Currently equity Crowdfunding from non-accredited investors is not yet permitted until the SEC releases regulations. However, non-equity crowdfunding platforms such as Kickstarter and Indiegogo have seen many projects receive funding from the crowd in exchange for gifts. The power of the crowd is undeniable and equity crowdfunding will provide one of the largest infusions of capital into the entrepreneurial small-business community and fundamentally change the way small and medium-sized business raise money.
Many small-to-medium sized businesses have struggled with access to capital in a tight lending market which has hindered economic and job growth. Qualified entrepreneurs need capital to hire more workers, increase operations or expand marketing. Yet even the most qualified of borrowers have encountered a cold lending environment with no end in sight.
Entrepreneurs seeking to raise capital via crowdfunding must structure their companies in a way that will appeal to investors while minimizing risk to the corporation. The SEC will require strict compliance with securities laws and any missteps could result in the entrepreneur being personally liable for the entire amount of capital raised. The Law Offices of Lloyd Lee, PC is tracking the latest developments and will be well-positioned to facilitate and execute crowdfunding transactions once the SEC releases funding regulations.
Currently the SEC is attempting to create regulations to minimize the risk of fraud to investors. It is expected that investors making less than $100,000 per year will be limited in the amount of money they can invest on an annual basis. Moreover, businesses and crowdfunding platforms are expected to be highly regulated as well. It will be extremely important for a business seeking to raise capital to hire a knowledgeable business attorney to help navigate the legal issues surrounding a successful capital raise.
Crowdfunding as a source of capital in exchange for equity is not yet permitted and you should not attempt to raise funds via crowdfunding until the Securities and Exchange Commission issues rules and regulations, and also registers funding portals. Any attempt to raise funds via crowdfunding in exchange for equity is currently illegal. The SEC hopes to issue rules and regulations by the middle of 2013.
How to Raise Capital by Crowdfunding?
Entrepreneurs will pursue crowdfunding as a new significant source of capital for their businesses. Investors will comb through countless opportunities in hopes of finding the next big investment opportunity such as Facebook or Google. Undoubtedly, the SEC will put many legal and procedural safeguards in place to protect the general public from fraudulent schemes. Below is a brief summary of the legal steps required for entrepreneurs to attract investors.
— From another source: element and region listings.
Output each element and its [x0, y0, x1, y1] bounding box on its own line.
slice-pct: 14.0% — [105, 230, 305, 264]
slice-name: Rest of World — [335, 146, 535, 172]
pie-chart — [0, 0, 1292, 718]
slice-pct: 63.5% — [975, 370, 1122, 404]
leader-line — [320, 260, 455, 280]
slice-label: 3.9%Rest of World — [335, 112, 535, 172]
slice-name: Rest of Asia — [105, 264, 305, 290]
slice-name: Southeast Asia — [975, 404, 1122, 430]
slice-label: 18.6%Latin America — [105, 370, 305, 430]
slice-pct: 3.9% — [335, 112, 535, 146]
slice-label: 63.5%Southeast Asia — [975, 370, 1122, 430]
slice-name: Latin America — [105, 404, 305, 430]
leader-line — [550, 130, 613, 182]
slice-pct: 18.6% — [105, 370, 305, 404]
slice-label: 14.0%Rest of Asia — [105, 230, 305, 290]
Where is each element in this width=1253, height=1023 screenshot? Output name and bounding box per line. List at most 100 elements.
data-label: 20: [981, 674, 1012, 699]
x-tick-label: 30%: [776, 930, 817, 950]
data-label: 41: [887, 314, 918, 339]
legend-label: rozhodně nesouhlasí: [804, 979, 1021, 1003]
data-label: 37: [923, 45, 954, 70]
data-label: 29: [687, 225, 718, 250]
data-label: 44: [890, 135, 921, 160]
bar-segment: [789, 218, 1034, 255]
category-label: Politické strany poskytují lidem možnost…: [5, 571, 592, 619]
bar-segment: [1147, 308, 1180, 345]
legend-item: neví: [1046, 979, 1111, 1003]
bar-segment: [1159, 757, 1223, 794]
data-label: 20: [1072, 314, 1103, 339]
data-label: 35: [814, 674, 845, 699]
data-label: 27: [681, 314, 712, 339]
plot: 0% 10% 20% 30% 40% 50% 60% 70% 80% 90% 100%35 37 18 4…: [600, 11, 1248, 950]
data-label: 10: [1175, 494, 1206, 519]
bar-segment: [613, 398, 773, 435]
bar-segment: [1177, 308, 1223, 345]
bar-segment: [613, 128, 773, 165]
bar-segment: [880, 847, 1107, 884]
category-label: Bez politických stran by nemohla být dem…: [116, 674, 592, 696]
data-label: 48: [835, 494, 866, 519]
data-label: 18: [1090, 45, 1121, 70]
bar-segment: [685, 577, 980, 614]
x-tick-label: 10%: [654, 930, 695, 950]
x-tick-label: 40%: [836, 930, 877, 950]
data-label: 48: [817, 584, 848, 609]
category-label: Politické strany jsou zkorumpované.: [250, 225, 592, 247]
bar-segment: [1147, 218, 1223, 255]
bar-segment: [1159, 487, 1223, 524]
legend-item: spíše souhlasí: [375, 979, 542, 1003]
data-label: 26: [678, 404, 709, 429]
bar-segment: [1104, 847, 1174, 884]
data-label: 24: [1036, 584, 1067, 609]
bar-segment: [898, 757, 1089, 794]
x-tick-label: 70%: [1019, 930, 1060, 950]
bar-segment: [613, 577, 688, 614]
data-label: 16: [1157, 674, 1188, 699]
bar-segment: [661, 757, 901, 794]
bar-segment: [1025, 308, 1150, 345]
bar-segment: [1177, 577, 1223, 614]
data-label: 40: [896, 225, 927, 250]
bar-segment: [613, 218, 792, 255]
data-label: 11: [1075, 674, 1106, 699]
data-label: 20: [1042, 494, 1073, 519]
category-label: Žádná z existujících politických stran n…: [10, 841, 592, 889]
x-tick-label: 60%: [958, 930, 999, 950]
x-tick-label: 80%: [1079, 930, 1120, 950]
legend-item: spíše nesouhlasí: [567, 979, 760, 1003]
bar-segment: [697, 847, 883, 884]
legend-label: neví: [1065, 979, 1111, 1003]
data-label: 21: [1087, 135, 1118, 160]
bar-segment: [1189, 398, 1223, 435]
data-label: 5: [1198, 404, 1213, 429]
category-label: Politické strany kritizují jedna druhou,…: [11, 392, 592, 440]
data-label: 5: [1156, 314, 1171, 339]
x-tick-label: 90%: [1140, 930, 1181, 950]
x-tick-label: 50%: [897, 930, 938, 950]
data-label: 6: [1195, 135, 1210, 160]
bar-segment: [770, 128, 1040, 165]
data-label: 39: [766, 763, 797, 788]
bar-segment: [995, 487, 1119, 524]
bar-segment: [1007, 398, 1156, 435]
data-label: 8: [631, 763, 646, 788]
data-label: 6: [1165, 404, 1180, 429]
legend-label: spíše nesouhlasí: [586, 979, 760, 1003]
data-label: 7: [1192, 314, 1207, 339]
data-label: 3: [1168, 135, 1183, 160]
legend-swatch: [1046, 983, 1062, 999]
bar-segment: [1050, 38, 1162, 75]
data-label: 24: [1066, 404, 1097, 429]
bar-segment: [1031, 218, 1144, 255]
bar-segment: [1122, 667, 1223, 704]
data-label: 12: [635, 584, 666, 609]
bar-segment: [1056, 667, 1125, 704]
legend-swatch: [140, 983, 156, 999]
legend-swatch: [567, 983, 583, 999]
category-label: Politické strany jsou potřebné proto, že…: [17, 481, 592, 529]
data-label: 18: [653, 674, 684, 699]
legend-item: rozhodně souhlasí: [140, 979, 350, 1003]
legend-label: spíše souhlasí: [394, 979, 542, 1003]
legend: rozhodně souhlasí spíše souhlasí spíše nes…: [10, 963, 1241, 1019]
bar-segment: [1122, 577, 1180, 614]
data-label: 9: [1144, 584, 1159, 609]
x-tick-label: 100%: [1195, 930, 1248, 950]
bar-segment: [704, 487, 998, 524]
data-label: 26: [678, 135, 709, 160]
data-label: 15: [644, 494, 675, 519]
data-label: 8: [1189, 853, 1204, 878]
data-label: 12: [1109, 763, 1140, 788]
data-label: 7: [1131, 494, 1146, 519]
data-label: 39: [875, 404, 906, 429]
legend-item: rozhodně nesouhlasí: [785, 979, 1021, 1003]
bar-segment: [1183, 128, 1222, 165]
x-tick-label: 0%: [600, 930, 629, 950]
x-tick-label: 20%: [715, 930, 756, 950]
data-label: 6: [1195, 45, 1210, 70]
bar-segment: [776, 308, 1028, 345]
Optimal Legal Structure – Corporation or LLC?
It will be of paramount importance for entrepreneurs to setup their investment opportunities with a clean legal structure that is favorable to investment. Investors will not invest in a company that is not properly setup to receive capital investment in exchange for capital. C-Corporations will be the entity of choice, and many of them will be setup in Delaware to attract investment. Delaware is well-known for having the most favorable corporate laws.
Once a corporation has successfully raised capital, the corporation must issue shares to the investors and then observe all corporate rules of governance to satisfy rules and regulations. New shareholders as well as existing ones will demand strict compliance in exchange for their investment.
Compliance will be a major issue for entrepreneurs seeking to raise capital through crowdfunding. The SEC is concerned that complicated schemes to defraud investors will emerge and target unsophisticated and unaccredited investors. The SEC is currently considering diligence requirements before permitting any issuers or investors to participate in crowdfunding. For example, founders, directors and shareholders owning more than 20% of shares would be required to register with the SEC and undergo background checks before being permitted to raise crowdfunding capital.
Any entrepreneur seeking capital through crowdfunding must meet all strict compliance requirements or otherwise risk the cancellation and return of any funds raised. Furthermore, the corporation and it’s directors, officers and shareholders could be exposed to lawsuits for failure to meet strict corporate governance and SEC rules.